En près de vingt années de carrière, Geneviève Castrée nous a laissé un corpus musical, littéraire et bédéesque unique et magnifique dans lequel nous pourrons à jamais trouver refuge les jours de grisaille. Et à moi, elle m’aura offert ma première chance. Merci, Geneviève.

La fin de la civilisation
Alors qu’il pourrait couler des jours tranquilles avec Titeuf, Zep ose. En marge de ses travaux humoristiques, il amorce en 2013 un étonnant virage graphique et scénaristique en abordant le médium d’un angle réaliste. Après Une histoire d’hommes et le bouleversant Un bruit étrange et beau, l’artiste suisse récidive aux éditions Rue de Sèvres avec un polar écologique intitulé The End. La mort mystérieuse de promeneurs en forêt espagnole confirme la thèse du professeur Frawley, éminent botaniste à la tête d’une équipe de chercheurs basée en Suède, qui croit que des champignons toxiques, alertés de la présence humaine par les arbres, ont pour but d’éradiquer l’homme.
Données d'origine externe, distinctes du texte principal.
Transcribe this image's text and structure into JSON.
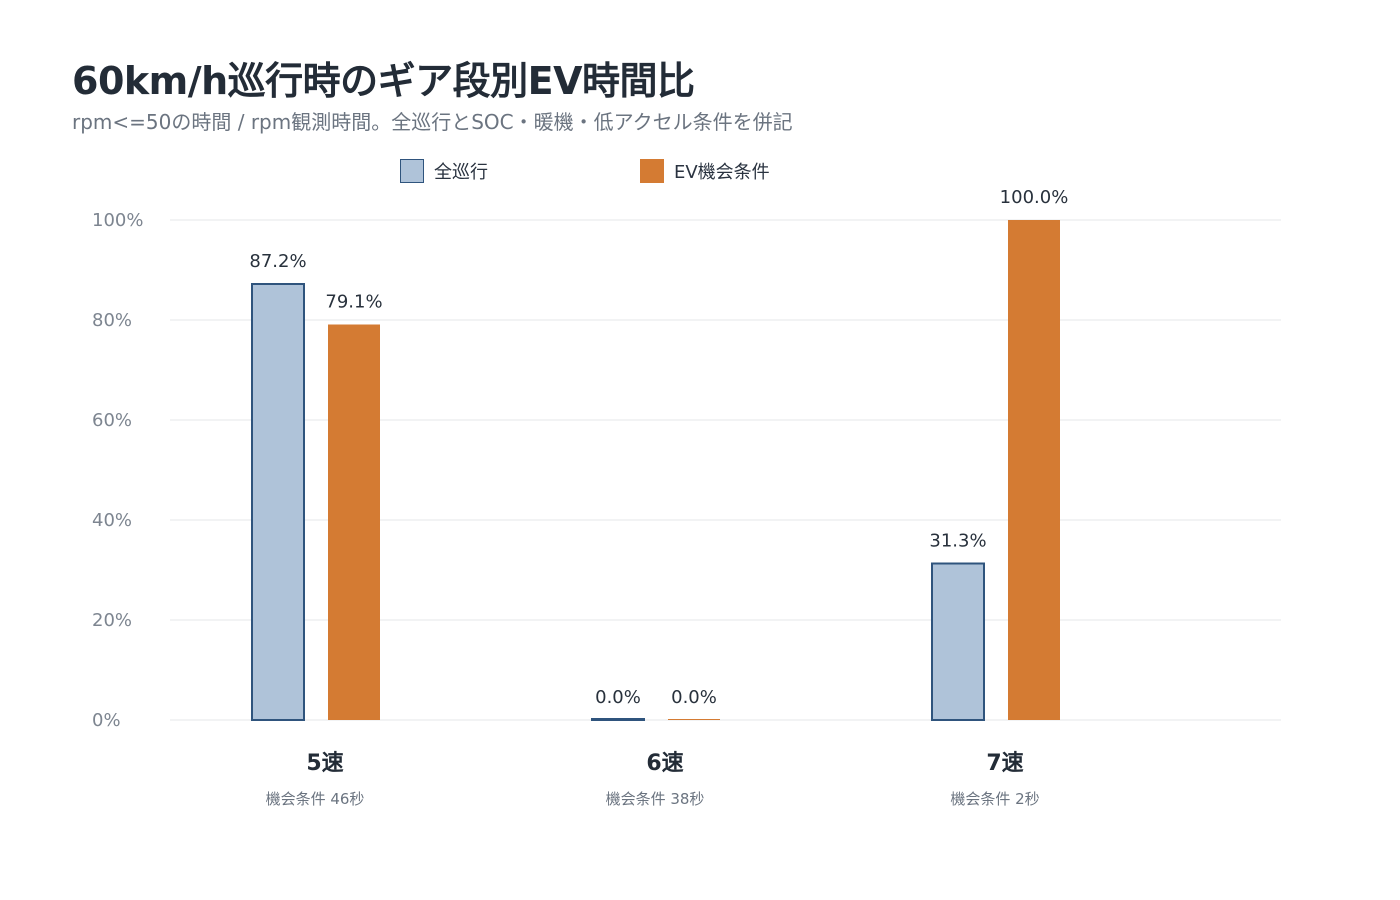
{
  "header": {
    "title": "60km/h巡行時のギア段別EV時間比",
    "subtitle": "rpm<=50の時間 / rpm観測時間。全巡行とSOC・暖機・低アクセル条件を併記"
  },
  "colors": {
    "series_all_fill": "#afc3d9",
    "series_all_stroke": "#2f547d",
    "series_ev_fill": "#d47b33",
    "grid": "#e4e7ea"
  },
  "chart_data": {
    "type": "bar",
    "title": "60km/h巡行時のギア段別EV時間比",
    "subtitle": "rpm<=50の時間 / rpm観測時間。全巡行とSOC・暖機・低アクセル条件を併記",
    "categories": [
      "5速",
      "6速",
      "7速"
    ],
    "category_notes": [
      "機会条件 46秒",
      "機会条件 38秒",
      "機会条件 2秒"
    ],
    "series": [
      {
        "name": "全巡行",
        "values": [
          87.2,
          0.0,
          31.3
        ],
        "labels": [
          "87.2%",
          "0.0%",
          "31.3%"
        ]
      },
      {
        "name": "EV機会条件",
        "values": [
          79.1,
          0.0,
          100.0
        ],
        "labels": [
          "79.1%",
          "0.0%",
          "100.0%"
        ]
      }
    ],
    "ylim": [
      0,
      100
    ],
    "yticks": [
      0,
      20,
      40,
      60,
      80,
      100
    ],
    "ytick_labels": [
      "0%",
      "20%",
      "40%",
      "60%",
      "80%",
      "100%"
    ],
    "grid": true,
    "legend": "top"
  }
}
Loin de l’apocalypse de pacotille à l’américaine, l’artiste livre un haletant récit, son meilleur album en carrière.

La fin des haricots
Genre à ce jour peu fréquenté dans le 9e art québécois, le bédéreportage vient de se doter d’une œuvre majeure. Faire campagne est le fruit d’une rigoureuse enquête journalistique sur le milieu agricole national. À la merci du système capitaliste, ce secteur d’activité est investi par de nouvelles générations de passionnés qui souhaitent développer une agriculture de proximité. L’enquête présente une dizaine d’intervenants qui témoignent de la complexité et de l’absurdité du système en place, qui privilégie les multinationales. Le style jeté et direct de l’illustrateur nous plonge au cœur de ce véritable polar agricole. Faire campagne est une œuvre dense, nécessaire et solidement menée qui fera certainement réagir.

La fin d’un rêve
1944. Dans un camp militaire à Douvres, le soldat afro-américain Lincoln rêve de servir son pays au front, de devenir un héros de guerre, de ne plus subir le mépris des Blancs à cause de la couleur de sa peau. Sa sœur lui apprend par le biais de leur correspondance l’existence du premier drapeau américain porteur d’une étoile noire secrètement cousue tombée aux mains des nazis. Le jeune homme partira à la recherche de ce morceau d’histoire. C’est ainsi que dans Cinq branches de coton noir, les auteurs livrent un haletant récit porté par une magistrale mise en image.